The company has publicly released its latest technology so people can build their own chatbots. Rivals like OpenAI and Google argue that approach can be dangerous.
The only reason Bard is free for now is because Google is building up a base of users who become invested in the service before turning it into a subscription. The business model will clearly be to sell the access to the service, and people being able to run their own models is the core danger for them.
I agree, but I think that computational power requirements already do that – complex models that do interesting stuff need a bunch of special v-cards to train for days, and they need a lot of data to train on – so it’s natural that those who already have data and money to process it get there first.
I think, their argument is not even about their monopoly, but to shut down the question of why and how to trust THEM with policing their LLMs before it happened. Open system can be investigated and we can find out that they over or underregulated some stuff, made it biased, find copyrighted materials, personal information, gore or CSAM in their training samples et cetera. They save metric tons of possible lawsuits by making it a rule in the industry that no one can see under the roof of their machines.

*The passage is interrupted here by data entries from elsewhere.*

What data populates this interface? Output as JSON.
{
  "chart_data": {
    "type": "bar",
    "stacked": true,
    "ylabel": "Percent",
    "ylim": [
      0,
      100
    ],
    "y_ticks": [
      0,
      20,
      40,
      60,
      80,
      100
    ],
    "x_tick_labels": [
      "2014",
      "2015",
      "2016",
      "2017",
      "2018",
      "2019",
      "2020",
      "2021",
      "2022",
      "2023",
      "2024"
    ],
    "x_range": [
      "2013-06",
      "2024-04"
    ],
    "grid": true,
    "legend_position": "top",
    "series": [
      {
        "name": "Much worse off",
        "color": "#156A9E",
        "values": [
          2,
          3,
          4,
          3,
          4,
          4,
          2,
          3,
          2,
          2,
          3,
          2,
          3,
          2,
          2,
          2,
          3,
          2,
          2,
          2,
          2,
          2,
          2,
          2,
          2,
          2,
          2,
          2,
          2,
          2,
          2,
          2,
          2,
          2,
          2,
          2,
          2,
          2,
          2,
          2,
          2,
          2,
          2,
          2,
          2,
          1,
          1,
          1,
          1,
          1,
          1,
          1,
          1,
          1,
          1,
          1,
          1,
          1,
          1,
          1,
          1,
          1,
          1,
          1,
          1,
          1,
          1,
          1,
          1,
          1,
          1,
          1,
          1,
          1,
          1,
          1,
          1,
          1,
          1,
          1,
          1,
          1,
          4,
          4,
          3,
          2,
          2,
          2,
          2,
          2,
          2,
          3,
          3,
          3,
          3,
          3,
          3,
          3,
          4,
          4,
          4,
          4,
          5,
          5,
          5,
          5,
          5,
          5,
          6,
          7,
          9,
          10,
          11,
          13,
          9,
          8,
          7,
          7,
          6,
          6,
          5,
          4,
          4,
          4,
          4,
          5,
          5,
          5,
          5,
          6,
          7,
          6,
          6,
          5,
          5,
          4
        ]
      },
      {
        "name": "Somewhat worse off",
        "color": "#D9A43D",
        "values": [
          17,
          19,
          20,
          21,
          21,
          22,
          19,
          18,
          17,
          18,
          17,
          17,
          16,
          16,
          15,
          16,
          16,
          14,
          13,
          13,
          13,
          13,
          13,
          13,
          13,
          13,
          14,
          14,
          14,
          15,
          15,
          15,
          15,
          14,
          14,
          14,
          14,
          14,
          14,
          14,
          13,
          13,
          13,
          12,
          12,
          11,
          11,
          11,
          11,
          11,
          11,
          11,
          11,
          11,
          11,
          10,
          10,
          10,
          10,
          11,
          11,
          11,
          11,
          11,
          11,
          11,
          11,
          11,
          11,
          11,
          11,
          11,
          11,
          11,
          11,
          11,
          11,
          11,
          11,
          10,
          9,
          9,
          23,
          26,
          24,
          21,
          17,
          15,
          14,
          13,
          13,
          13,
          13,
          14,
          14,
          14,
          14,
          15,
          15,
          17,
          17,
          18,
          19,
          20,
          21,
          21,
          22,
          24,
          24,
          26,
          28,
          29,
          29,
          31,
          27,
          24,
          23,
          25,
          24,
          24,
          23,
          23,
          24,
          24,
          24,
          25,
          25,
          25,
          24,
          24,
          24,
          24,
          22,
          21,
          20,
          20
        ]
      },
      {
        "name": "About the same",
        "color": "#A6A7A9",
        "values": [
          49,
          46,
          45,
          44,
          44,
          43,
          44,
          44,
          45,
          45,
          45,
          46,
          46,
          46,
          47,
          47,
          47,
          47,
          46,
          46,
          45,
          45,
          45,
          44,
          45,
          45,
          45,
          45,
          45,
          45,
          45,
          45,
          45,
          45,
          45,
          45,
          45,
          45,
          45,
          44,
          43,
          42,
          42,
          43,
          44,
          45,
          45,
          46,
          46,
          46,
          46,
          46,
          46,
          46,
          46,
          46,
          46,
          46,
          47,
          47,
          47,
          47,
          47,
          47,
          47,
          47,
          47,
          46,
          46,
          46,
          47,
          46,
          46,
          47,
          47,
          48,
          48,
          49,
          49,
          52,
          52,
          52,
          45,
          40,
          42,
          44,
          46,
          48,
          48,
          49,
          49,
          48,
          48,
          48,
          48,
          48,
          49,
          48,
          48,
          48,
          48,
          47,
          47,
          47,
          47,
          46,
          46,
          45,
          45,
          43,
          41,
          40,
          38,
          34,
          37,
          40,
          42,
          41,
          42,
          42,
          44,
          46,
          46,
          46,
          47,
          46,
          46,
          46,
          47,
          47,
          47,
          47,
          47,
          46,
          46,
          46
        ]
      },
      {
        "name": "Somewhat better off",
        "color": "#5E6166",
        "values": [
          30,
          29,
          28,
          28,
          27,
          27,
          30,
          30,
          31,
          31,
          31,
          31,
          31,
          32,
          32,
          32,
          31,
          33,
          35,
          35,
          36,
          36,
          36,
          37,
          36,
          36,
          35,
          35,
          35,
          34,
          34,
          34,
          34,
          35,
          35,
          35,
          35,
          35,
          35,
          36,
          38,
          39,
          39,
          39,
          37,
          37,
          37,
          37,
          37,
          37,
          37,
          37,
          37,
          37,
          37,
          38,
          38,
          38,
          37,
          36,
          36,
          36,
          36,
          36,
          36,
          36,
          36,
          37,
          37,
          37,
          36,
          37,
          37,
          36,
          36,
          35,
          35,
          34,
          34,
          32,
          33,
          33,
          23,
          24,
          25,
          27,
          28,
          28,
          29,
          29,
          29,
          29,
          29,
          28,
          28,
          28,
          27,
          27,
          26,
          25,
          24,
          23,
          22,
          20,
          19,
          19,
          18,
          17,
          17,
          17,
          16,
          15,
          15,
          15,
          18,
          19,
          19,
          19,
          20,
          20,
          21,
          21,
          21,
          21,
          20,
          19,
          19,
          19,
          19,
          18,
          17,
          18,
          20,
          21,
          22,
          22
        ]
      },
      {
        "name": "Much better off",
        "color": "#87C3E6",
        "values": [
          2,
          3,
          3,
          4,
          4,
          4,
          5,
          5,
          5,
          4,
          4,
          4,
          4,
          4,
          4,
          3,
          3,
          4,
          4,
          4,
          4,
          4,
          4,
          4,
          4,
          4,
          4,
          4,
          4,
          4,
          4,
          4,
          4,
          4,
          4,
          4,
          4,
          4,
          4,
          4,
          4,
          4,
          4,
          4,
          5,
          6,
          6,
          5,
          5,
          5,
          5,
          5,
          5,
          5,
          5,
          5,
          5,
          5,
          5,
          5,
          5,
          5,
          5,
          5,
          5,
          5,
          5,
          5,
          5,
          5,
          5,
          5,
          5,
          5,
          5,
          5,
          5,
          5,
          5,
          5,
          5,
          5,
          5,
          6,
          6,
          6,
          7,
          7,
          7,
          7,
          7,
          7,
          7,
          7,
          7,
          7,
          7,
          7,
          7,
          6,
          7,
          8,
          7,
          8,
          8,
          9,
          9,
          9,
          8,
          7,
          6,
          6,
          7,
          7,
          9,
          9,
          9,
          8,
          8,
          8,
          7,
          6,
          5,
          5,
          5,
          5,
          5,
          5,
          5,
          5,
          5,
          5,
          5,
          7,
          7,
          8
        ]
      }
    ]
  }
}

Initial training of the models is expensive, but a trained model can be run on a laptop from that point. The problem of initial training can also be addressed by doing it in distributed fashion. There are also open source projects, such as Petals, that allow you running distributed models Bittorrent style. Other approaches like LoRA allow taking existing models and turning them for a particular task without the need to do training from scratch. There’s a pretty good article from Steve Yegge on the recent advances in open source models.
I do agree that avoiding regulation and scrutiny are most definitely additional goals these companies have. They want to keep this tech opaque and frame themselves as responsible guardians of the technology that shouldn’t fall into the hands of unwashed masses who can’t be trusted with it.
The only reason Bard is free for now is because Google is building up a base of users who become invested in the service before turning it into a subscription. The business model will clearly be to sell the access to the service, and people being able to run their own models is the core danger for them.
I absolutely agree with you. That is the internet platform business model after all.
Still though, OpenAI and Google, I think, have a legitimate argument that LLMs without limitation may be socially harmful.
That doesn’t mean a $20 subscription is the one and only means of addressing that problem though.
In other words, I think we can take OpenAI and Google at face value without also saying their business model is the best way to solve the problem.
Personally, I think it’s far more socially harmful to allow a handful of megacorps to control this technology going forward.
I agree, but I think that computational power requirements already do that – complex models that do interesting stuff need a bunch of special v-cards to train for days, and they need a lot of data to train on – so it’s natural that those who already have data and money to process it get there first.
I think, their argument is not even about their monopoly, but to shut down the question of why and how to trust THEM with policing their LLMs before it happened. Open system can be investigated and we can find out that they over or underregulated some stuff, made it biased, find copyrighted materials, personal information, gore or CSAM in their training samples et cetera. They save metric tons of possible lawsuits by making it a rule in the industry that no one can see under the roof of their machines.
Initial training of the models is expensive, but a trained model can be run on a laptop from that point. The problem of initial training can also be addressed by doing it in distributed fashion. There are also open source projects, such as Petals, that allow you running distributed models Bittorrent style. Other approaches like LoRA allow taking existing models and turning them for a particular task without the need to do training from scratch. There’s a pretty good article from Steve Yegge on the recent advances in open source models.
I do agree that avoiding regulation and scrutiny are most definitely additional goals these companies have. They want to keep this tech opaque and frame themselves as responsible guardians of the technology that shouldn’t fall into the hands of unwashed masses who can’t be trusted with it.